Why do humans prefer planned causes over randomness for major disasters?
I. Psychological Dimension: The Individual's Mind Architecture * Pattern Illusion (Apophenia): Our brain is a meaning-making machine. Finding a hidden connection between random events and disasters provides the mind with a false cognitive relief in a chaotic world. * Proportionality Bias: We tend to believe that events with massive consequences (pandemics, economic collapses) must have massive and planned causes. Minor system errors or coincidences seem inadequate and meaningless to the human mind. * Illusion of Control: You cannot fight chaos, but you can struggle against a concrete enemy or a logical cause. Finding an intention behind any disaster suppresses the feeling of helplessness.

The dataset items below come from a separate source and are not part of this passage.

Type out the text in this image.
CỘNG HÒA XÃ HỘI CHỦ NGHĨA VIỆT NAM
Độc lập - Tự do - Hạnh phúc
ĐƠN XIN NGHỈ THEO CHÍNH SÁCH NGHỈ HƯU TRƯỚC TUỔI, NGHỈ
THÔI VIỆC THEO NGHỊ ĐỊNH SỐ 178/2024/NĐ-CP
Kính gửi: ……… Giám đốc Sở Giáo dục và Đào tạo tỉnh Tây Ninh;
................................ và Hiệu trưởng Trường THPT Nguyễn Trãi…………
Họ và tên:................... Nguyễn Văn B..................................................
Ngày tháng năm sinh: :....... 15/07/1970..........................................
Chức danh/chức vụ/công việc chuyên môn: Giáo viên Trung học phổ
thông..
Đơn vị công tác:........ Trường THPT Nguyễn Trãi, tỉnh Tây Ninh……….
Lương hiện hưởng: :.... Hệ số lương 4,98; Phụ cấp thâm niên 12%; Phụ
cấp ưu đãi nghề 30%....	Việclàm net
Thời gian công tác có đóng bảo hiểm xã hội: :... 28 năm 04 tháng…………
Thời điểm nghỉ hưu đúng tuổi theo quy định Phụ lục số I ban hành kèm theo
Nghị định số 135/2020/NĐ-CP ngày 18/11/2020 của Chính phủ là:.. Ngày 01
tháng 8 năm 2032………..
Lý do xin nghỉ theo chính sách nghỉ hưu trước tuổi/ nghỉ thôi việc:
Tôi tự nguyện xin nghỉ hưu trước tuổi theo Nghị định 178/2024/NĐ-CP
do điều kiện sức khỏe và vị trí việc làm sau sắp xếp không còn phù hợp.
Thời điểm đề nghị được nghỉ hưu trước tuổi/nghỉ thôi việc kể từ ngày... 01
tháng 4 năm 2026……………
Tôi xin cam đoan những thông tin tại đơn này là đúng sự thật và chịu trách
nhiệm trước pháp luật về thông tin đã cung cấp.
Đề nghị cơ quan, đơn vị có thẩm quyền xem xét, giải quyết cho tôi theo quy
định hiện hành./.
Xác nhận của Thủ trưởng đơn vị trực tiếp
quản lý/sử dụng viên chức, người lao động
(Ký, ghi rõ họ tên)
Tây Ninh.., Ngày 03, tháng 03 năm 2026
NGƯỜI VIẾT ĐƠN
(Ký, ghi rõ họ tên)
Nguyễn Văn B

II. Sociological Dimension: The Fault Lines of Society * Alienation and Systemic Complexity: The modern world operates with massive, faceless systems that are difficult for the ordinary person to comprehend. The mind takes this abstract meaninglessness and concretizes the danger by assigning it figures with names and faces. * Institutional and Epistemic Collapse: When societies lose their trust in the state, academia, and the media, a "meaning vacuum" occurs. The perception that official institutions are corrupted makes alternative and unverified narratives appealing. * Subculture and Identity Construction: Rejecting mainstream truth and believing in an invisible plan behind the system sociologically grants the individual status. The individual stops being an oppressed ordinary person and feels like a part of an "elite minority that can see the truth." This offers the isolated modern human a strong sense of belonging.
In conclusion, this attitude of humanity towards uncertainty is a defense mechanism born from the inability to face the fact of losing control in an increasingly complex world. This is not a reflection of the truth in the outside world, but a psychological and sociological expression of the helplessness in our inner world.